Everyone says that the whole experience -- where you are, who you're with, etc. -- really influences whether or not you'll enjoy a wine. (Which is why when you're wine-tasting, you end up buying things that don't seem to taste as good when you open them at home vs. in a fancy tasting room with all of your friends and a winery employee who's doting on you and telling you all about every flavor and nuance in the wine.)
So let's take a look at last night, The Night of My First Dom Pérignon. I was hanging out at a
typical Marina bar with the girls and our teacher from our
pole-dancing class. We had just completed Level 5 and received our graduation G-strings. We were by far the most underdressed people at the bar -- we were in sweats/jeans and sweatshirts/hoodies, faces sans makeup. Meanwhile, all the other girls there looked like they had just gone shopping in L.A. and had gotten their hair professionally blown out an hour earlier. (Side note: Marina people boggle my mind. How do people look like this all the time?)
And in addition to this clothing disparity, I pulled my hamstring doing the splits in class last night, so I had an ice pack strapped to my leg with -- you guessed it -- the graduation G-string.
Hot.
So there we were: Seven ladies, not caring what we looked like, just happy to have some time to hang out and celebrate our ability to climb a pole, flip upside down and slide down it head-first. (Trust me, there is something truly empowering about knowing you have the upper-body strength to do this.) We were chattering away, when suddenly, a random guy from the table next to us announced that he thought we were intimidating but he wanted to buy us a bottle of Dom Pérignon.
How can you turn down a $400 bottle of wine? I don't think I've even been in the same room with this stuff before.

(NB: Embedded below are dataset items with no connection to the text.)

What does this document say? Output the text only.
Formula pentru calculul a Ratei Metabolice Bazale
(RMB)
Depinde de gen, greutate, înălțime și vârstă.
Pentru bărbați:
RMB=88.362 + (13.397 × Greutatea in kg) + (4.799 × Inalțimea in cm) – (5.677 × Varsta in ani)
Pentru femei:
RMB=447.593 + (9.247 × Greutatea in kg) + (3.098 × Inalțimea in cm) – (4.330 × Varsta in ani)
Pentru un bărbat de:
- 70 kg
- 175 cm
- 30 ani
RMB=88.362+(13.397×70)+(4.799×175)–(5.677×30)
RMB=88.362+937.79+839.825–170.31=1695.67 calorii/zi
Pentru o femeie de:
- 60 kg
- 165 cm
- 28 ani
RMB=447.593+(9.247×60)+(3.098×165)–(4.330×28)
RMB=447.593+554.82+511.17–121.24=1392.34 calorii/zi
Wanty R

So he ordered it -- a 1995 Dom Rosé, which reminded me of French toast covered in berries. It was perfectly balanced and delicious.
But then we started talking to the guy, only to discover that he was from La Cañada, which is where I went to
high school. And he actually went to the Catholic boys school that was our brother school -- I was on their homecoming court way back in the day in 1996. (And remember: I
hated high school largely because of the people I went to school with. All rich and annoying, kind of like the Marina.)
And upon further discussion, we discovered he was the
oldest son from "Home Improvement." And he made sure to tell us he now works in production for Ashton Kutcher's show "Punk'd." (The guy also kept flashing his credit cards and dropping names. Did I mention the word "annoying"?)
And then we found out that he and his friends thought we were some kind of lesbian feminist book club/discussion group.
(Side note: Are straight women not allowed to be smart and have heated discussions? Are we also not allowed out of the house unless we look like we are going to a photoshoot?)
So now, alas, I will forever associate the Dom Pérignon 1995 Rosé with stupid, stupid boys.